A former “legal high” should be banned permanently as a class A substance, the Government’s official drug advisers have said, meaning dealers could face up to life in prison.
NBOMe was subjected to a temporary ban in June, making it illegal for at least 12 months, while further evidence on its impact was gathered.
The Advisory Council on the Misuse of Drugs (ACMD) has recommended that compounds of the drug, seen as an alternative to the hallucinogen LSD, are controlled as class A substances – the most serious category with possession punishable by a jail term of up to seven years.
In addition, the ACMD has recommended that another former legal high subjected to a temporary ban, BenzoFury, once marketed as a legal form of ecstasy, is controlled as a class B substance.
NBOMe, known on the street as N-Bomb and Smiley Paper, is a popular club drug mainly bought over the internet.

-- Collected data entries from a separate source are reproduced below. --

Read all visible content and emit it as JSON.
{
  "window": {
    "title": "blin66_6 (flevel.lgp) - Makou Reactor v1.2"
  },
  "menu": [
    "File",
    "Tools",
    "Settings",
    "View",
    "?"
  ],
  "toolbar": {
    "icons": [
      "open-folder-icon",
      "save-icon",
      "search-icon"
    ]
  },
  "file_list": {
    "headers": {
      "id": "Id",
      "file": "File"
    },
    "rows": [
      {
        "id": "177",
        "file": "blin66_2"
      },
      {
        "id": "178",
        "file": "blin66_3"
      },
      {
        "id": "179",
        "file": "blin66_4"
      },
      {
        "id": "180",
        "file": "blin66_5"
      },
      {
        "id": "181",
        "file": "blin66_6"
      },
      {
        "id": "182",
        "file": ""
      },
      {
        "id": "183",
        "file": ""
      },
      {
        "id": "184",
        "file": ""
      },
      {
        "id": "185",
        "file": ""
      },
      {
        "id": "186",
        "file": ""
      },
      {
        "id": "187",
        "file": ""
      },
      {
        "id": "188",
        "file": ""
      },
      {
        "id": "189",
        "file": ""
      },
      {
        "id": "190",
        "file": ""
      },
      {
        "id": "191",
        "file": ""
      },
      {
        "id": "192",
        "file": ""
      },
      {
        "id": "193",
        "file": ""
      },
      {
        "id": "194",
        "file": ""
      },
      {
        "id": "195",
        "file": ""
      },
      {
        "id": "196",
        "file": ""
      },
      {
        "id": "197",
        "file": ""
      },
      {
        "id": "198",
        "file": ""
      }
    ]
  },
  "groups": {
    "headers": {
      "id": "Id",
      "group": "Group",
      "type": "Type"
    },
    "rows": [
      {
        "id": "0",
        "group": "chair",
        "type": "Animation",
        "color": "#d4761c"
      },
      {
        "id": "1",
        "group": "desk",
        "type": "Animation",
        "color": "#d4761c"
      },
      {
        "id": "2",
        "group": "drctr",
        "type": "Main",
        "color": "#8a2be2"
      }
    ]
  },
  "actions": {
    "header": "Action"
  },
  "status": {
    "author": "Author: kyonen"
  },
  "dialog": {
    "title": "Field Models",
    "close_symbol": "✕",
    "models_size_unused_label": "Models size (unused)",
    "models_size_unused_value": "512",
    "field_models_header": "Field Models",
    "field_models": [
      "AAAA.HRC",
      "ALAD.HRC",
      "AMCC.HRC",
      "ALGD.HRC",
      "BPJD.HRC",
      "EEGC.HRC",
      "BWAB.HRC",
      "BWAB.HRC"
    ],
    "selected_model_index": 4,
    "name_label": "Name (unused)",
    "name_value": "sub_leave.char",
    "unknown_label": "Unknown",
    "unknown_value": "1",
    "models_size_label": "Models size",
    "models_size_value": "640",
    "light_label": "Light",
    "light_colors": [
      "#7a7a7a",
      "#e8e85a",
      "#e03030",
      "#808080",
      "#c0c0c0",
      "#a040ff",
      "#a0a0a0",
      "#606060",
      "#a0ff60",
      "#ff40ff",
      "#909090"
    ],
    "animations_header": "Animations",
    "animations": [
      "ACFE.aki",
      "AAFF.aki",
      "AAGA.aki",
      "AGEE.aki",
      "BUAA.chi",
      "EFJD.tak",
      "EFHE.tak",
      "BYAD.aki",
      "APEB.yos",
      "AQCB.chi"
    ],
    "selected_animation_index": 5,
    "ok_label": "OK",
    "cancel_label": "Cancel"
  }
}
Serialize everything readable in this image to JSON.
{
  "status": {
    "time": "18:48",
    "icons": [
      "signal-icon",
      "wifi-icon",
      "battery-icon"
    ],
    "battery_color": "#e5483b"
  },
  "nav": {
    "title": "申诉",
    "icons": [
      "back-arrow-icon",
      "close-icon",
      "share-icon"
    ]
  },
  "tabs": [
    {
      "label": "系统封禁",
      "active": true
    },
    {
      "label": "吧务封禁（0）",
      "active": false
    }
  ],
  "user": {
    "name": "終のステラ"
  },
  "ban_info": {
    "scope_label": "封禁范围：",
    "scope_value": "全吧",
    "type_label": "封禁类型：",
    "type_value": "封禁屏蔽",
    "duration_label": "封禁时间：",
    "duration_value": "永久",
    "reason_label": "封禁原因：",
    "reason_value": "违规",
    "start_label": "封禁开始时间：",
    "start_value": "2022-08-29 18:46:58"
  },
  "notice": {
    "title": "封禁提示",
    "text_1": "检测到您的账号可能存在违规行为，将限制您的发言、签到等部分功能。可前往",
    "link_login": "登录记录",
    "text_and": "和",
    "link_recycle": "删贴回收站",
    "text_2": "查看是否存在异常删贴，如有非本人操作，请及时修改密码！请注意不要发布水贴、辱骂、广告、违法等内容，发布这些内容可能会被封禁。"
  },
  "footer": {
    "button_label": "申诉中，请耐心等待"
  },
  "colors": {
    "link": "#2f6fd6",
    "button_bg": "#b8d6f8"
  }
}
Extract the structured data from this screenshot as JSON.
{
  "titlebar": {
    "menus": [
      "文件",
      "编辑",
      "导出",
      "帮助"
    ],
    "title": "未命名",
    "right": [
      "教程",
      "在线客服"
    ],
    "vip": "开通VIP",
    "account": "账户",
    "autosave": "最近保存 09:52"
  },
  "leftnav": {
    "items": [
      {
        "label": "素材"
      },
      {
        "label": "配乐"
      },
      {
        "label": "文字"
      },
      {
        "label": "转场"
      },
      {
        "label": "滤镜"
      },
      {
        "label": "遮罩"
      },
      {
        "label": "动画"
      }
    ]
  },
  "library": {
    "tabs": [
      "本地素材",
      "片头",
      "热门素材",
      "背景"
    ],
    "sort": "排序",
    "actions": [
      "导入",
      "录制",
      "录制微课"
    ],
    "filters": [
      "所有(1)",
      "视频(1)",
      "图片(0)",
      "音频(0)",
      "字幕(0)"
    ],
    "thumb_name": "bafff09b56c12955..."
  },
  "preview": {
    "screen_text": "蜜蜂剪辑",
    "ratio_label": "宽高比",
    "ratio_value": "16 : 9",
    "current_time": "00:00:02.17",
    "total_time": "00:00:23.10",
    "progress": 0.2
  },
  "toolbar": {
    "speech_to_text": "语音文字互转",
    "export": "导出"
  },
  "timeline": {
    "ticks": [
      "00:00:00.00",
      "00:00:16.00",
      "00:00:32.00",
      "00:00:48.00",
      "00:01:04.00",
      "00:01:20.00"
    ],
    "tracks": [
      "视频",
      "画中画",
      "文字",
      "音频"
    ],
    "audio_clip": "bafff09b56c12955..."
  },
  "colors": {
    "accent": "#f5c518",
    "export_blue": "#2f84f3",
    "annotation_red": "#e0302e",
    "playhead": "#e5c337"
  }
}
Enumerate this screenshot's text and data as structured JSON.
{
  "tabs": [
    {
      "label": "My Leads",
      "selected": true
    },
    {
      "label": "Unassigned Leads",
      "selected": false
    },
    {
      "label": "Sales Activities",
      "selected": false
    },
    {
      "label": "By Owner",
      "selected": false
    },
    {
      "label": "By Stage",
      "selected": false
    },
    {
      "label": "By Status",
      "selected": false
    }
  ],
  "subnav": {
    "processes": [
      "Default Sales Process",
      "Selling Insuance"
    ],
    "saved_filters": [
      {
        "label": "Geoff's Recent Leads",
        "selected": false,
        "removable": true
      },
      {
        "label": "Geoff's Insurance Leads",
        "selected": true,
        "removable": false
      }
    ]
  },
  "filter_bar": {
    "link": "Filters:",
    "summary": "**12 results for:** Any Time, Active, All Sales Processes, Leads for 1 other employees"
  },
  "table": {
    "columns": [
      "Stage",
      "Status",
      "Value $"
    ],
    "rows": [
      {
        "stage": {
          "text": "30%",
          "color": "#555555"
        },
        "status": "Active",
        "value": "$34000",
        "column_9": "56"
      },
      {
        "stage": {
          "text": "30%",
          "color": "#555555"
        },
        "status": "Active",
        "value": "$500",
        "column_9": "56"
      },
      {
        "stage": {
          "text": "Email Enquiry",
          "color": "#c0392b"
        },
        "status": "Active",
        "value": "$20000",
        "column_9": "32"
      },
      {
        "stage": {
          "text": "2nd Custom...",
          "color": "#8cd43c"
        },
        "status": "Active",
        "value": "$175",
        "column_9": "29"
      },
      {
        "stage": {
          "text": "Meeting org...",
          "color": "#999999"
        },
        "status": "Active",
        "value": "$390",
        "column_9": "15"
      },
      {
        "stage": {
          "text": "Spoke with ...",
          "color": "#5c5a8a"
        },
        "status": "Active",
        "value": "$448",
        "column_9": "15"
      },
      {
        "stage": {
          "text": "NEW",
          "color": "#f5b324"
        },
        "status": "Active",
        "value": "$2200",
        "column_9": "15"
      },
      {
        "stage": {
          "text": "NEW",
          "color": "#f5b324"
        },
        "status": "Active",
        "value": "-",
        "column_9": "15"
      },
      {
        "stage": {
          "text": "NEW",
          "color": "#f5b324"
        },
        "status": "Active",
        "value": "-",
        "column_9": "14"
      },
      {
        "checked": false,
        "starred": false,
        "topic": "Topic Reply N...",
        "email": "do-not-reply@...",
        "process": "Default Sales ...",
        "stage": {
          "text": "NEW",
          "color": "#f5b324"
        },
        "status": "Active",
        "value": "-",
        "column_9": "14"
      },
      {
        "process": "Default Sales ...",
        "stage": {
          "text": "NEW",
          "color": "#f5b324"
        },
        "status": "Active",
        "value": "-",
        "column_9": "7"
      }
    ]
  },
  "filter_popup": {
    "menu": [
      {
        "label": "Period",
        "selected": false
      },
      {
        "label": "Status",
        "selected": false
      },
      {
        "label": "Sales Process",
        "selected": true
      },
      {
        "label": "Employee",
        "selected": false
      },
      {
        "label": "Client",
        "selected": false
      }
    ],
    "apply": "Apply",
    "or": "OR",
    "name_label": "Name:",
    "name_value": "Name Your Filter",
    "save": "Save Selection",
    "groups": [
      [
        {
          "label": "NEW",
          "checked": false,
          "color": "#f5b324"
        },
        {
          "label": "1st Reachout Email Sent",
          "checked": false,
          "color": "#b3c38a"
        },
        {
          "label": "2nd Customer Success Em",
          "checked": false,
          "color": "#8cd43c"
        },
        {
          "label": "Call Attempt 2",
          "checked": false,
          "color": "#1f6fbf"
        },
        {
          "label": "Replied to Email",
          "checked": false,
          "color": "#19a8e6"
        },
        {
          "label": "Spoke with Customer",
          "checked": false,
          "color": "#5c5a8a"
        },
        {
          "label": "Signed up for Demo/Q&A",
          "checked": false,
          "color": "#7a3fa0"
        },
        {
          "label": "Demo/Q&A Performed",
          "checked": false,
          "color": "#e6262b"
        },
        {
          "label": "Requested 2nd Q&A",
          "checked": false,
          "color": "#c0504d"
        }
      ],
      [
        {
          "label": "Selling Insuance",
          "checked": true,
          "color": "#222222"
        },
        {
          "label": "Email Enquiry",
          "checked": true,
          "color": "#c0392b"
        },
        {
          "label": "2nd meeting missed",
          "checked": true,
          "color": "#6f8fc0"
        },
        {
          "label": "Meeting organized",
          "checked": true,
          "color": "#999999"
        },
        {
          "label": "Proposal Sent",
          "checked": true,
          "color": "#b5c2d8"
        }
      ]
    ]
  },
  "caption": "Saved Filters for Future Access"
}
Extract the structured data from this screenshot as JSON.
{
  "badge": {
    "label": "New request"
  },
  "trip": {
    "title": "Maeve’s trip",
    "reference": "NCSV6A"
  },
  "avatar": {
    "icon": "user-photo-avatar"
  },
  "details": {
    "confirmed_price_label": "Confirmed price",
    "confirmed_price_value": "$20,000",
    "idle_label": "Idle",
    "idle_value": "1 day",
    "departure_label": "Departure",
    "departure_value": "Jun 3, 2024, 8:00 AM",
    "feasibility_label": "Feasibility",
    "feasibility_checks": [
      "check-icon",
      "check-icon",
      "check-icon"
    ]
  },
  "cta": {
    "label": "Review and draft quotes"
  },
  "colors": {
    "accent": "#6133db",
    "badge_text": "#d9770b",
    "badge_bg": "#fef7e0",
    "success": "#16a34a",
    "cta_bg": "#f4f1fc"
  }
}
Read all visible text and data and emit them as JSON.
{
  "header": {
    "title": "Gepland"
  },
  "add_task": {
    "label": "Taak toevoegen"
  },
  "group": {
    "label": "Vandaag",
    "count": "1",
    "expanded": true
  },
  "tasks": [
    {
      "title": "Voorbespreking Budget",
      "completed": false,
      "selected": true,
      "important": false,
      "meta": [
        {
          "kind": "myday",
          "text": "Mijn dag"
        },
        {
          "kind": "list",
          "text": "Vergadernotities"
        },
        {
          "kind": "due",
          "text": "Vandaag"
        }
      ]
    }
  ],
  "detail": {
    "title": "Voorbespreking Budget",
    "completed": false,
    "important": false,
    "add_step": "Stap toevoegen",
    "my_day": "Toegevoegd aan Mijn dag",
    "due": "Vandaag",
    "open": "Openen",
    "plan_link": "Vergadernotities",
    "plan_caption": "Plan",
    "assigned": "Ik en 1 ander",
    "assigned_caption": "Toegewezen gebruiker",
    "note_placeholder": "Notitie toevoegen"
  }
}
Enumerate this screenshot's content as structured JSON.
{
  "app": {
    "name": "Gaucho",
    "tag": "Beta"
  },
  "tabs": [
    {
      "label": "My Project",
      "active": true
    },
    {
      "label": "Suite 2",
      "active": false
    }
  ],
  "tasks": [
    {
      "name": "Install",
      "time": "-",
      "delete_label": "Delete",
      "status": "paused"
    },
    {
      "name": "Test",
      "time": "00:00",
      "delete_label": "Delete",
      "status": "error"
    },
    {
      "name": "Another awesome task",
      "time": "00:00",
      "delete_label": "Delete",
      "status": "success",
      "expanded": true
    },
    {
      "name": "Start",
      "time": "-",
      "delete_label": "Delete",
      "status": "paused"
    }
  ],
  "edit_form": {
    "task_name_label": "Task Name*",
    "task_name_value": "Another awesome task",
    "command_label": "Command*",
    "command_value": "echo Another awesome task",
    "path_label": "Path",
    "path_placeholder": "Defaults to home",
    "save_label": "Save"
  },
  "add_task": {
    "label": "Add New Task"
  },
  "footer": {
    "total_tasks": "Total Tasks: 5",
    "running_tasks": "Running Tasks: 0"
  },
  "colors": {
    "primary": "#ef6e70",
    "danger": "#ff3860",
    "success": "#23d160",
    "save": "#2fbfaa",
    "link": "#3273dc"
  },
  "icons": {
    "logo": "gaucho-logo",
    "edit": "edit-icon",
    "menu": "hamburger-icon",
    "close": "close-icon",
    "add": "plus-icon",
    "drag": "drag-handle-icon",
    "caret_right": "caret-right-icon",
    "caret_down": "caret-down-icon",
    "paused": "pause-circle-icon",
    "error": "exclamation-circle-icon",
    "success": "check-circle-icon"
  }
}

Its effects, which can last six to 10 hours, include euphoria and feelings of love but also confusion, shaking, nausea, insomnia and paranoia, the ACMD said.
Surrey Police reported the death of an 18-year old man in February, which is thought to be related to NBOMe although this is awaiting confirmation, while Avon and Somerset Police have reported a death where a 22-year old man drowned after taking the drug.
The substance has also been implicated in several deaths in the US and Australia.